My concern using PowerShell is the size of this library and checks and balances. I don't want to run this through thousands of files and find out it did something unexpected. Is there a way to first export the list of files for review and then change the code to delete after reviewing?
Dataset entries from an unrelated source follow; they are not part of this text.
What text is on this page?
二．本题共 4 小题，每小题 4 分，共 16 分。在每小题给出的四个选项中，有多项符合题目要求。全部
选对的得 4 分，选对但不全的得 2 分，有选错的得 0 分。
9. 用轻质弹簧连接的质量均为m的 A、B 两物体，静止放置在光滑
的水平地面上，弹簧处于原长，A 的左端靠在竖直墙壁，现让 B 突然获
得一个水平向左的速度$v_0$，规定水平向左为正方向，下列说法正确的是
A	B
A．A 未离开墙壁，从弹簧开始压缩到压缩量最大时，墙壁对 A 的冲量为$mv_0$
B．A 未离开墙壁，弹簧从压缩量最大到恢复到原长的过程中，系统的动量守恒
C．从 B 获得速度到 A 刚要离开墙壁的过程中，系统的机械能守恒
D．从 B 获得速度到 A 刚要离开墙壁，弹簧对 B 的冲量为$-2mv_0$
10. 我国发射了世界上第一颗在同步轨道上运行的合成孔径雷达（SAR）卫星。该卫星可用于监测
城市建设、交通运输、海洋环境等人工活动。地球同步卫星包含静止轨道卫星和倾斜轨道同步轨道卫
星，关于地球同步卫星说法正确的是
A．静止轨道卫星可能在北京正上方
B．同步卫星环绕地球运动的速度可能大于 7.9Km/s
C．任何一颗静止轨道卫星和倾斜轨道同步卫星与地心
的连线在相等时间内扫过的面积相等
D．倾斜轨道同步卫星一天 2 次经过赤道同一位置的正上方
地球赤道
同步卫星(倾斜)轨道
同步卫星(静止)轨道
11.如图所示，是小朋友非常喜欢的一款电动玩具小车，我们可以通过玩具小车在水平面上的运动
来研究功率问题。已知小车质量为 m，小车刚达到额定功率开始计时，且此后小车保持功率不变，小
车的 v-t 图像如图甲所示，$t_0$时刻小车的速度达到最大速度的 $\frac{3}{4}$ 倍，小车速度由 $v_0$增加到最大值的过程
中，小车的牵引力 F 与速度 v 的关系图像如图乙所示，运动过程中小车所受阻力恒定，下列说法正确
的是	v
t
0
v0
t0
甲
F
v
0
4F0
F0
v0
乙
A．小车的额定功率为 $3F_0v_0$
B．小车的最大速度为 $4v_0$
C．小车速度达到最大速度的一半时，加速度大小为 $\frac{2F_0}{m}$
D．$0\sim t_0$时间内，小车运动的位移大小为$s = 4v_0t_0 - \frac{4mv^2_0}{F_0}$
Does anyone have experience doing something like this using PowerShell, or even going the database route? Could you provide an example of how you accomplished this?

Thanks!

2 Answers 2

1

You shouldn't do anything directly in the content database. This can lead to many problems and is unsupported and discouraged by Microsoft. If you want to use PowerShell, you have several methods to do this. Generally, you can get list items using CAML query with Contains condition and export information about them to CSV for verification. Then you can use batch processing to delete them in one request.

$webUrl = ''
$listName = ''
$query = '<Where>' +
    '<Contains>' +
    '<FieldRef Name="FileLeafRef"/><Value Type="Text">bad_file</Value>' +
    '</Contains>' +
    '</Where>'
$viewFields = '<FieldRef Name="FileRef"/><FieldRef Name="FileLeafRef"/>'
$delete = $false

Start-SPAssignment -Global

try {
    $web = Get-SPWeb $webUrl
    $list = $web.Lists[$listName]
    $spQuery = New-Object -TypeName Microsoft.SharePoint.SPQuery
    $spQuery.Query = $query
    $spQuery.ViewFields = $viewFields
    $spQuery.ViewFieldsOnly = $true
    $spQuery.ViewAttributes = 'Scope="Recursive"'
    $items = $list.GetItems($spQuery)
    $items | Select-Object ID, @{Name="FileName";Expression={$_["FileLeafRef"]}} |
        Export-Csv -Path ".\FilesToDelete.csv" -NoTypeInformation
    if ($delete) {
        $batch = '<?xml version="1.0" encoding="UTF-8"?>'
        $batch += '<ows:Batch>'
        foreach ($item in $items) {
            $batch += '<Method>'
            $batch += '<SetList Scope="Request">' + $list.ID + '</SetList>'
            $batch += '<SetVar Name="Cmd">Delete</SetVar>'
            $batch += '<SetVar Name="ID">' + $item.ID + '</SetVar>'
            $batch += '<SetVar Name="owsfileref">' + $item["FileRef"] + '</SetVar>'
            $batch += '</Method>'
        }
        $batch += '</ows:Batch>'
        $web.ProcessBatchData($batch)
    }
}
catch {
    Write-Error $_
}

Stop-SPAssignment -Global

Batch delete moves files to Recycle Bin, so if you want to delete them permanently, you may want to erase Recycle Bin manually or using code:

$web.RecycleBin.DeleteAll()
$web.Site.RecycleBin.DeleteAll()

Instead batch delete, you could just loop through list items and call Delete() method on each, but this would be slower.

0

If you have ShareGate, you can create a custom view to display all the files titles with "bad_file." Then just delete all the files within the view via ShareGate.